The newspaper quoted Mubarak's remarks on the issue only after he answered the question of an Egyptian journalist.
"Egypt's stance regarding mass destruction weapons was already declared at the beginning of the 1990s in Baghdad at the presence of late President Saddam Hussein.
"We said that the region should be demilitarized of mass destruction weapons and that we don’t want nuclear weapons in the region, or else we would be forced to also bring in nuclear weapons so that we are not attacked at any time," the president said.
The important Lebanese newspaper al-Nahar also stated in one of its main headlines that the Egyptian president "surprised Olmert regarding his plan to possess nuclear weapons.
"President Mubarak declared yesterday for the first time at the end of his talks with the Israeli prime minister in Sharm al-Sheikh that Egypt 'would not stand aside' if the nuclear arms race in the region escalates and that it would be 'forced' to try and equip itself with similar weapons in order to defend itself," the newspaper reported.
One might think that Mubarak's remark was a slip of the tongue or that his intention was misinterpreted. But even the state Egyptian newspaper al-Ahram chose to highlight the issue and signal that this was indeed the president's plan.

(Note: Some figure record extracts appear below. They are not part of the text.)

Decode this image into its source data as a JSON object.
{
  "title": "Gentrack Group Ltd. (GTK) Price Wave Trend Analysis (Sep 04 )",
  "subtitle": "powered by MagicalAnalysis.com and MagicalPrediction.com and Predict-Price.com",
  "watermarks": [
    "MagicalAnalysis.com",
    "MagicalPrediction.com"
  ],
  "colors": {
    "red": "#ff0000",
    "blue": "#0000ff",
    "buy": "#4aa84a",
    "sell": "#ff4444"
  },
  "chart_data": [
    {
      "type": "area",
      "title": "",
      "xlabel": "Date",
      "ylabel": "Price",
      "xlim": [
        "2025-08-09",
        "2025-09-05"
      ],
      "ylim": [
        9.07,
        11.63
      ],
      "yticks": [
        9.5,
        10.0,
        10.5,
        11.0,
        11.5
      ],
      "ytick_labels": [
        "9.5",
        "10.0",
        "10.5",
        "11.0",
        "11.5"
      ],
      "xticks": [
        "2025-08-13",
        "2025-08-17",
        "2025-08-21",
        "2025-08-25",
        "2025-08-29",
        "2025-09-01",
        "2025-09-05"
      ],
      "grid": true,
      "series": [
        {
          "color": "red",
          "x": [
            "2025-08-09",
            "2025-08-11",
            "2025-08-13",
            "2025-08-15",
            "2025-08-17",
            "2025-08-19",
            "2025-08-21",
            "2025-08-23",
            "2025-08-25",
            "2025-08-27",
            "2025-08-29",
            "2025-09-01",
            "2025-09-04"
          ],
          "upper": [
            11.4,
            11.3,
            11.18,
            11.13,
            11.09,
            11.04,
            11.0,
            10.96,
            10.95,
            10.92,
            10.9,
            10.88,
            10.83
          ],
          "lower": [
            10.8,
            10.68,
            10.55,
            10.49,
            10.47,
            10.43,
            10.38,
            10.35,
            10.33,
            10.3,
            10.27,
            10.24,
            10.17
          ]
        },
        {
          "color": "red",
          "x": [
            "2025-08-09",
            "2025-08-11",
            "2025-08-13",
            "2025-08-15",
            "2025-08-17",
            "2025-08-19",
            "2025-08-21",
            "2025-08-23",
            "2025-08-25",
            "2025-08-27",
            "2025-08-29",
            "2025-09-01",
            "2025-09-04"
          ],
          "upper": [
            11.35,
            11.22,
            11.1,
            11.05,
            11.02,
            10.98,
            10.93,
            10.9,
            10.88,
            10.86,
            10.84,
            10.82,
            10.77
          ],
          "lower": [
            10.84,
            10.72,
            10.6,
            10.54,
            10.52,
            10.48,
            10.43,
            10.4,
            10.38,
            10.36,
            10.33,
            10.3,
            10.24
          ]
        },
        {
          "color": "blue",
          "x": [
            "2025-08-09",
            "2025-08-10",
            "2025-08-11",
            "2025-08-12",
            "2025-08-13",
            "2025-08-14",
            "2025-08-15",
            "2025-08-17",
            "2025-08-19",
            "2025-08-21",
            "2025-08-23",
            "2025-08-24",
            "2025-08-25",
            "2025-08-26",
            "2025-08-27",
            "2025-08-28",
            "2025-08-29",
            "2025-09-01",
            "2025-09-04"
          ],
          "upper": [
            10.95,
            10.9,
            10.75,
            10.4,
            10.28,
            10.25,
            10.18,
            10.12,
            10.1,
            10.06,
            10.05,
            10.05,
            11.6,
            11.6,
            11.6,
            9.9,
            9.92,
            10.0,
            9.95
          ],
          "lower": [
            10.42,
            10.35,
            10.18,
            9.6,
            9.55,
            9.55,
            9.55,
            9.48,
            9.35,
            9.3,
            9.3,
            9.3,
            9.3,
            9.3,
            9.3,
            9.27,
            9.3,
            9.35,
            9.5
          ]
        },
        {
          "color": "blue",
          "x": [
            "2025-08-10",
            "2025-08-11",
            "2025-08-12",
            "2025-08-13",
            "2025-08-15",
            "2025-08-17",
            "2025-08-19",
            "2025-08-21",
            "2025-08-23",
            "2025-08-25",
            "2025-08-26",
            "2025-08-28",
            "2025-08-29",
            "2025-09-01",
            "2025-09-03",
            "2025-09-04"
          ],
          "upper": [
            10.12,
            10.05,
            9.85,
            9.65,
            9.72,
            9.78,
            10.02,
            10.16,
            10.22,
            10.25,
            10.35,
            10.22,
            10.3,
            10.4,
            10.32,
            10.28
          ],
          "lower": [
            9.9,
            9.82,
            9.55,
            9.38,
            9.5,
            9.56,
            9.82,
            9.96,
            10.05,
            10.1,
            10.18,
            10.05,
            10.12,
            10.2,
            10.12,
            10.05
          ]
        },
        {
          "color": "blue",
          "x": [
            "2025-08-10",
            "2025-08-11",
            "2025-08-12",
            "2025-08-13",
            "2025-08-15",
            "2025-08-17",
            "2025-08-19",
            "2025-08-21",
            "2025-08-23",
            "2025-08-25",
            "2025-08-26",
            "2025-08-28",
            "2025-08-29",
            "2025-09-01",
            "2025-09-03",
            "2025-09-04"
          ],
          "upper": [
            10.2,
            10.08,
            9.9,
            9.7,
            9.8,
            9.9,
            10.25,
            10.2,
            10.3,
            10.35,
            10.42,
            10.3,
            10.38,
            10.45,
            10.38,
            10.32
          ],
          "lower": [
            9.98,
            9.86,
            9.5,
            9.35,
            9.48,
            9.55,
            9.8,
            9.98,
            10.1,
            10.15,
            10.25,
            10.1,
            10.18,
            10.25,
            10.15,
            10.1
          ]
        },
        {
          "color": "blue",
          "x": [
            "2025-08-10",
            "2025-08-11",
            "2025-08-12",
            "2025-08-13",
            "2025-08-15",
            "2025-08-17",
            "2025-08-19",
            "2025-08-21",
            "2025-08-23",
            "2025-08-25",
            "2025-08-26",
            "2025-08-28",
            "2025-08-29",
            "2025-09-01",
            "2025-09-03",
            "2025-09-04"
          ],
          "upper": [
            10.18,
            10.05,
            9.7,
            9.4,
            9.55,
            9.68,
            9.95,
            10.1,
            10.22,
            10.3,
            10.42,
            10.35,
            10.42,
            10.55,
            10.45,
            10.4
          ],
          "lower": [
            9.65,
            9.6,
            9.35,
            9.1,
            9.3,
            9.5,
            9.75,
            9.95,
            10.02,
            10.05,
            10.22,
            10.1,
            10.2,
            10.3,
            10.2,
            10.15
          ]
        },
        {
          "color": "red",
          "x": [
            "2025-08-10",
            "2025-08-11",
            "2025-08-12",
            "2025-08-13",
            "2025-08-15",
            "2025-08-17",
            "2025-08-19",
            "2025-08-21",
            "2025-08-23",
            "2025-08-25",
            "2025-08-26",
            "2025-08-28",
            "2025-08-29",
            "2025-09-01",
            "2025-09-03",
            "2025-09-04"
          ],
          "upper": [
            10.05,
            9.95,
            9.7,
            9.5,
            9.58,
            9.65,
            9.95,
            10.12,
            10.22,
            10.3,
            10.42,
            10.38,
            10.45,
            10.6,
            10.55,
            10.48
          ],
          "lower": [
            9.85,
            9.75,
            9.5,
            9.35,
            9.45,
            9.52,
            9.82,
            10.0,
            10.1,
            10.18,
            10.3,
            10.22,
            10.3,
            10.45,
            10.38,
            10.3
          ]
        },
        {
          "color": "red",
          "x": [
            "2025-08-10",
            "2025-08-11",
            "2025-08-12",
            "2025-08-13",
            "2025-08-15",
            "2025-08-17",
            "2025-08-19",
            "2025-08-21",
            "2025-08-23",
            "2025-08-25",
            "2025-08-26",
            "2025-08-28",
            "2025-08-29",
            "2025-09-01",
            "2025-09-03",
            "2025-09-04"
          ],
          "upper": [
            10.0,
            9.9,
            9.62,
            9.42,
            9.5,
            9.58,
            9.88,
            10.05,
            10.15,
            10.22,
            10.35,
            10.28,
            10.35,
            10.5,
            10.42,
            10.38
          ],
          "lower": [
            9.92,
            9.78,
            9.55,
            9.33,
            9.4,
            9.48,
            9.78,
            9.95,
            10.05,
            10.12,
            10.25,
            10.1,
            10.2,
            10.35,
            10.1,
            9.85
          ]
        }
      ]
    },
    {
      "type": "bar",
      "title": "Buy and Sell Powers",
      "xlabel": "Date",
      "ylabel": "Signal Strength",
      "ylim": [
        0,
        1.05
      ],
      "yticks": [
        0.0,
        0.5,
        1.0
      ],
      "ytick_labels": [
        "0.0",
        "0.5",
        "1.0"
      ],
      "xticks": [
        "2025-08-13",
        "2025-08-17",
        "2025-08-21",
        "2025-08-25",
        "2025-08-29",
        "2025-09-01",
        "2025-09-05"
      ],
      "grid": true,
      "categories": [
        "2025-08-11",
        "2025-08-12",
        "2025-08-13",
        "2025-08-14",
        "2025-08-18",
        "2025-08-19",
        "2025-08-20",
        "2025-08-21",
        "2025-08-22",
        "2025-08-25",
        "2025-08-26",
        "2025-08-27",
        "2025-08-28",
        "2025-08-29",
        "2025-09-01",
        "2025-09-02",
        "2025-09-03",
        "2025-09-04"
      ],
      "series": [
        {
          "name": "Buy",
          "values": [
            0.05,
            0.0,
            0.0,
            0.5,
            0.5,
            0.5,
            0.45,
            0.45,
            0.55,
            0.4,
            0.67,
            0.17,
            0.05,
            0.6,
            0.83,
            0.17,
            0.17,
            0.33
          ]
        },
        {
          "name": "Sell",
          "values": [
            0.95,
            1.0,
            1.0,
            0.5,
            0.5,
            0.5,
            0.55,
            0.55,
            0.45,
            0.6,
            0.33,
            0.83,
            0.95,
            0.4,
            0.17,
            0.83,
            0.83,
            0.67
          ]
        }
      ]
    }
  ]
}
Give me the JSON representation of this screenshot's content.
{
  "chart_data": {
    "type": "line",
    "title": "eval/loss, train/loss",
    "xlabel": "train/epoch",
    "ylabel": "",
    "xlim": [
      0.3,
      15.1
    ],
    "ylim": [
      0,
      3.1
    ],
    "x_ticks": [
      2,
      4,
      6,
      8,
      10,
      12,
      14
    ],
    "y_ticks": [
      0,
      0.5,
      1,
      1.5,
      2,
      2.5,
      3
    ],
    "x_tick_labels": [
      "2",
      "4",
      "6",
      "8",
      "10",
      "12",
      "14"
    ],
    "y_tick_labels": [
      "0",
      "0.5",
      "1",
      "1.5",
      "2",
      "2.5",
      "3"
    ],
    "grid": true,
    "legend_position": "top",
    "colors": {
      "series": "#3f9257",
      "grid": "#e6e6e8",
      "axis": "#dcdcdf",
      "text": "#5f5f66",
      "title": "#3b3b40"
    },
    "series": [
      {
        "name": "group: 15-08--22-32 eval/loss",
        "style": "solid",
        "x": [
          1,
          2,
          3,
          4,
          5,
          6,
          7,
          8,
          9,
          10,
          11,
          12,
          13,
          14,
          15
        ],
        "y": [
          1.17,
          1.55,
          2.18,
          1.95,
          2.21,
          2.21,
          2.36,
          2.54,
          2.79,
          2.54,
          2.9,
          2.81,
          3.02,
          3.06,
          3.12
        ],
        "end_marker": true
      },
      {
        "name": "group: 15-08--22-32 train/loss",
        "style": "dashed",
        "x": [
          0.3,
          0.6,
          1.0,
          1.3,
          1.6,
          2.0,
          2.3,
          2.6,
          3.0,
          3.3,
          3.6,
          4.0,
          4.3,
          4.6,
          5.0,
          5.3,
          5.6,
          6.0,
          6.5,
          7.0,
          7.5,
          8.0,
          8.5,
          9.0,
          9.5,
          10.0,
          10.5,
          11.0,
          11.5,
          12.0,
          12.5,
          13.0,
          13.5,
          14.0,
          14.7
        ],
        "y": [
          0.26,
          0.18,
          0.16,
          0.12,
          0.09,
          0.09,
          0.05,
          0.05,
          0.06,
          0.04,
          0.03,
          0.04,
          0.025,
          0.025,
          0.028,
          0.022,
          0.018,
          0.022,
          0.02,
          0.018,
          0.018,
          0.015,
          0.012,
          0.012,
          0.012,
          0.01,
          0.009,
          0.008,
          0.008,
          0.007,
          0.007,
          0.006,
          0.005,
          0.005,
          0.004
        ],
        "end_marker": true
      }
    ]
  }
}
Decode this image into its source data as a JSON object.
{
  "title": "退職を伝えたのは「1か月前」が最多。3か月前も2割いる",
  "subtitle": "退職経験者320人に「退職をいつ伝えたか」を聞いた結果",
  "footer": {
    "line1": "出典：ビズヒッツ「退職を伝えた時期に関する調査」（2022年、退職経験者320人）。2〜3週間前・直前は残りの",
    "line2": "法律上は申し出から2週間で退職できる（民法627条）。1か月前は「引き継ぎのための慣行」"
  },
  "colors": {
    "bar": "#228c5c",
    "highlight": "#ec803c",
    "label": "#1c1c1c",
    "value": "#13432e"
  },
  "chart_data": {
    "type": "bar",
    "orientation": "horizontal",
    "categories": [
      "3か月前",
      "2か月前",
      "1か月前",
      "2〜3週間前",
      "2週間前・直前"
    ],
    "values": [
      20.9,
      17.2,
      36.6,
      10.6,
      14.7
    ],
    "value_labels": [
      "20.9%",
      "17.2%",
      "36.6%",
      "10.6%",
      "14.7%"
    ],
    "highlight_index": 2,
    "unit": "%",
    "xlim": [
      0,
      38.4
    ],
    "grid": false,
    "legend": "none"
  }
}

The newspaper quoted the interview Mubarak gave to Israeli daily Yedioth Ahronoth, but contrary to the headlines in Israel,
the Egyptians chose to highlight the president's remarks in one of the newspapers headlines: "The mass destruction weapons are a danger to the entire region; we will not stand aside if Iran
possesses such weapons."
The newspaper also presented President Mubarak's full "nuclear remark" in its report on the press conference Thursday.
Sources in Israel viewed Mubarak's remark as extremely important and as the first of its kind. According to the sources, this is the first time the president himself makes such remarks and a senior Egyptian official says so out loud.
The sources added that this was the first response to Olmert's remarks in Germany on Israel's nuclear weapons.
"This testifies to Egypt's future plans. Now no source will be able to come and say that Egypt has no nuclear plans," one of the sources clarified. "But the remarks are not only directed at Israel, but express the ongoing anger in Egypt over the Iranian statement that their nuclear plan is indeed for peaceful purposes, but that if they are attacked it would be used for military purposes."
According to the source, the Egyptians find it convenient to make such remarks opposite the Israelis, as they are accepted with understanding by the public opinion – as an answer to Israel's nukes. But in spite of all this, the remark is against Iran.